The solution may lie in increased regulation, higher accreditation standards, and more transparency. To ensure any increases in revenue produced from higher aid are not merely being captured as profits, the Department of Education might consider setting a baseline percentage of total revenue that must be used on educational expenditures. This would ensure any rises in prices result in a better education for students, not profits for colleges. To prevent FPCUs from creating dubious educational costs to meet such a minimum, accreditation would need to be more stringent and account for these expenditures.

Accrediting bodies must ensure FPCUs are spending money on worthwhile educational expenses and doing so efficiently and in the best interests of students. Moreover, creating more transparency in the accrediting process and the resulting findings would make both the for-profit college and the accrediting agency publicly accountable for effective use of federal student aid.

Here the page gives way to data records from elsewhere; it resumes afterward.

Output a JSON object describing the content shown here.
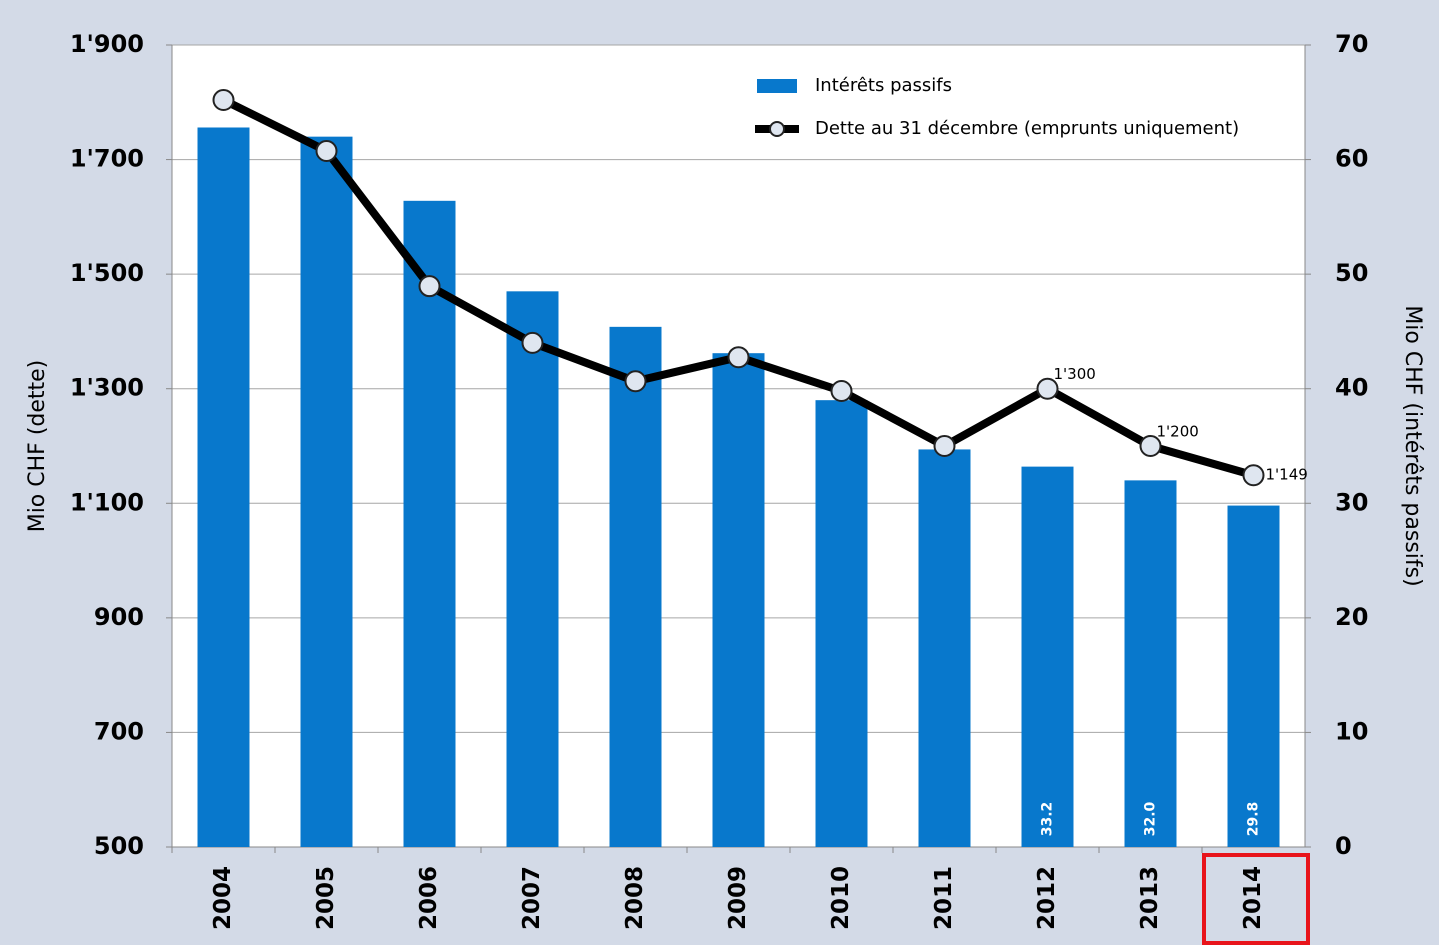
{
  "chart_data": {
    "type": "bar",
    "categories": [
      "2004",
      "2005",
      "2006",
      "2007",
      "2008",
      "2009",
      "2010",
      "2011",
      "2012",
      "2013",
      "2014"
    ],
    "series": [
      {
        "name": "Intérêts passifs",
        "type": "bar",
        "axis": "y2",
        "color": "#0878cc",
        "values": [
          62.8,
          62.0,
          56.4,
          48.5,
          45.4,
          43.1,
          39.0,
          34.7,
          33.2,
          32.0,
          29.8
        ],
        "value_labels": [
          null,
          null,
          null,
          null,
          null,
          null,
          null,
          null,
          "33.2",
          "32.0",
          "29.8"
        ]
      },
      {
        "name": "Dette au 31 décembre (emprunts uniquement)",
        "type": "line",
        "axis": "y",
        "color": "#000000",
        "values": [
          1804,
          1715,
          1479,
          1380,
          1313,
          1355,
          1296,
          1200,
          1300,
          1200,
          1149
        ],
        "value_labels": [
          null,
          null,
          null,
          null,
          null,
          null,
          null,
          null,
          "1'300",
          "1'200",
          "1'149"
        ]
      }
    ],
    "ylabel": "Mio CHF (dette)",
    "y2label": "Mio CHF (intérêts passifs)",
    "ylim": [
      500,
      1900
    ],
    "yticks": [
      500,
      700,
      900,
      {
        "value": 1100,
        "label": "1'100"
      },
      {
        "value": 1300,
        "label": "1'300"
      },
      {
        "value": 1500,
        "label": "1'500"
      },
      {
        "value": 1700,
        "label": "1'700"
      },
      {
        "value": 1900,
        "label": "1'900"
      }
    ],
    "y2lim": [
      0,
      70
    ],
    "y2ticks": [
      0,
      10,
      20,
      30,
      40,
      50,
      60,
      70
    ],
    "grid": true
  }
}
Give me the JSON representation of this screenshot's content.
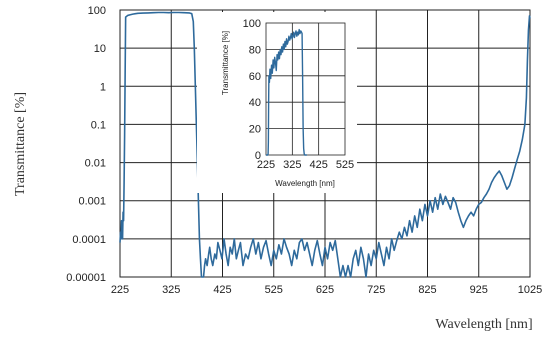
{
  "chart_data": [
    {
      "type": "line",
      "xlabel": "Wavelength [nm]",
      "ylabel": "Transmittance [%]",
      "xlim": [
        225,
        1025
      ],
      "ylim": [
        1e-05,
        100
      ],
      "yscale": "log",
      "grid": true,
      "x_ticks": [
        "225",
        "325",
        "425",
        "525",
        "625",
        "725",
        "825",
        "925",
        "1025"
      ],
      "y_ticks": [
        "100",
        "10",
        "1",
        "0.1",
        "0.01",
        "0.001",
        "0.0001",
        "0.00001"
      ],
      "color": "#2e6a9c",
      "series": [
        {
          "x": [
            225,
            226,
            227,
            228,
            229,
            230,
            231,
            232,
            233,
            234,
            235,
            236,
            240,
            245,
            250,
            255,
            260,
            270,
            280,
            290,
            300,
            310,
            320,
            330,
            340,
            350,
            360,
            365,
            368,
            370,
            372,
            374,
            376,
            378,
            380,
            382,
            384,
            386,
            388,
            390,
            392,
            395,
            398,
            400,
            403,
            406,
            410,
            413,
            416,
            420,
            424,
            428,
            432,
            436,
            440,
            444,
            448,
            452,
            456,
            460,
            465,
            470,
            475,
            480,
            485,
            490,
            495,
            500,
            505,
            510,
            515,
            520,
            525,
            530,
            535,
            540,
            545,
            550,
            555,
            560,
            565,
            570,
            575,
            580,
            585,
            590,
            595,
            600,
            605,
            610,
            615,
            620,
            625,
            630,
            635,
            640,
            645,
            650,
            655,
            660,
            665,
            670,
            675,
            680,
            685,
            690,
            695,
            700,
            705,
            710,
            715,
            720,
            725,
            730,
            735,
            740,
            745,
            750,
            755,
            760,
            765,
            770,
            775,
            780,
            785,
            790,
            795,
            800,
            805,
            810,
            815,
            820,
            825,
            830,
            835,
            840,
            845,
            850,
            855,
            860,
            865,
            870,
            875,
            880,
            885,
            890,
            895,
            900,
            905,
            910,
            915,
            920,
            925,
            930,
            935,
            940,
            945,
            950,
            955,
            960,
            965,
            970,
            975,
            980,
            985,
            990,
            995,
            1000,
            1005,
            1010,
            1015,
            1018,
            1020,
            1022,
            1024,
            1025
          ],
          "y": [
            8e-05,
            0.00015,
            0.0001,
            0.0003,
            0.0002,
            0.0001,
            0.0005,
            0.0003,
            0.003,
            0.05,
            2,
            65,
            72,
            75,
            78,
            80,
            82,
            83,
            84,
            85,
            86,
            86,
            85,
            86,
            86,
            85,
            84,
            80,
            50,
            10,
            1,
            0.1,
            0.01,
            0.001,
            0.0001,
            3e-05,
            1e-05,
            1e-05,
            1e-05,
            2e-05,
            3e-05,
            2e-05,
            4e-05,
            6e-05,
            3e-05,
            2e-05,
            4e-05,
            3e-05,
            8e-05,
            5e-05,
            3e-05,
            0.0001,
            4e-05,
            2e-05,
            6e-05,
            4e-05,
            0.0001,
            3e-05,
            5e-05,
            8e-05,
            2e-05,
            4e-05,
            3e-05,
            6e-05,
            0.0001,
            4e-05,
            8e-05,
            3e-05,
            6e-05,
            9e-05,
            4e-05,
            2e-05,
            5e-05,
            3e-05,
            7e-05,
            4e-05,
            0.0001,
            6e-05,
            4e-05,
            2e-05,
            5e-05,
            3e-05,
            8e-05,
            0.0001,
            5e-05,
            8e-05,
            4e-05,
            2e-05,
            5e-05,
            9e-05,
            4e-05,
            2e-05,
            6e-05,
            3e-05,
            8e-05,
            5e-05,
            9e-05,
            3e-05,
            1e-05,
            2e-05,
            1e-05,
            2e-05,
            1e-05,
            3e-05,
            5e-05,
            2e-05,
            6e-05,
            3e-05,
            1e-05,
            4e-05,
            2e-05,
            5e-05,
            3e-05,
            8e-05,
            4e-05,
            2e-05,
            6e-05,
            3e-05,
            0.0001,
            5e-05,
            9e-05,
            0.00015,
            0.0001,
            0.0002,
            0.00012,
            0.0003,
            0.00015,
            0.0004,
            0.0002,
            0.0006,
            0.0003,
            0.0008,
            0.0004,
            0.001,
            0.0005,
            0.0012,
            0.0006,
            0.0015,
            0.0008,
            0.0013,
            0.0009,
            0.0006,
            0.0012,
            0.0009,
            0.0005,
            0.0003,
            0.0002,
            0.0003,
            0.0004,
            0.0005,
            0.0004,
            0.0006,
            0.0008,
            0.0009,
            0.0012,
            0.0015,
            0.002,
            0.003,
            0.004,
            0.005,
            0.006,
            0.0045,
            0.003,
            0.002,
            0.0025,
            0.004,
            0.007,
            0.012,
            0.02,
            0.04,
            0.1,
            0.5,
            5,
            30,
            70,
            60
          ]
        }
      ]
    },
    {
      "type": "line",
      "xlabel": "Wavelength [nm]",
      "ylabel": "Transmittance [%]",
      "xlim": [
        225,
        525
      ],
      "ylim": [
        0,
        100
      ],
      "grid": true,
      "x_ticks": [
        "225",
        "325",
        "425",
        "525"
      ],
      "y_ticks": [
        "100",
        "80",
        "60",
        "40",
        "20",
        "0"
      ],
      "color": "#2e6a9c",
      "series": [
        {
          "x": [
            225,
            228,
            230,
            232,
            233,
            234,
            235,
            236,
            238,
            240,
            243,
            246,
            249,
            252,
            255,
            258,
            261,
            264,
            267,
            270,
            273,
            276,
            279,
            282,
            285,
            288,
            291,
            294,
            297,
            300,
            303,
            306,
            309,
            312,
            315,
            318,
            321,
            324,
            327,
            330,
            333,
            336,
            339,
            342,
            345,
            348,
            351,
            354,
            357,
            360,
            362,
            364,
            366,
            368,
            370,
            372,
            374,
            376,
            378,
            380
          ],
          "y": [
            0,
            0,
            0,
            0,
            1,
            10,
            40,
            60,
            55,
            65,
            58,
            68,
            62,
            72,
            66,
            74,
            70,
            64,
            76,
            72,
            78,
            73,
            80,
            76,
            82,
            78,
            84,
            80,
            86,
            82,
            88,
            84,
            86,
            90,
            87,
            89,
            92,
            88,
            90,
            93,
            89,
            92,
            94,
            90,
            93,
            91,
            95,
            92,
            94,
            93,
            92,
            60,
            20,
            5,
            1,
            0,
            0,
            0,
            0,
            0
          ]
        }
      ]
    }
  ]
}
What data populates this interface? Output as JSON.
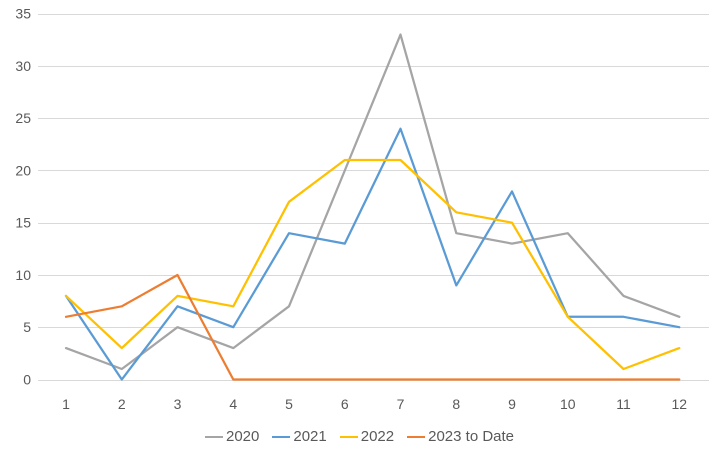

The pass-through of student aid to FPCUs as profits is a troublesome problem that needs a solution. No matter how the federal government chooses to combat this, policies should be well thought out and deliberate in action. A continued push to better understand how FPCUs interact with federal aid can help develop ways to identify those seeking to make large profits off students and taxpayers without producing well-trained graduates. Enhancing our ability to identify the specific for-profit colleges that are fleecing students will allow us to provide the space for well-intentioned proprietary colleges that contribute valuable workers to the American economy to exist, and to help students access this necessary training.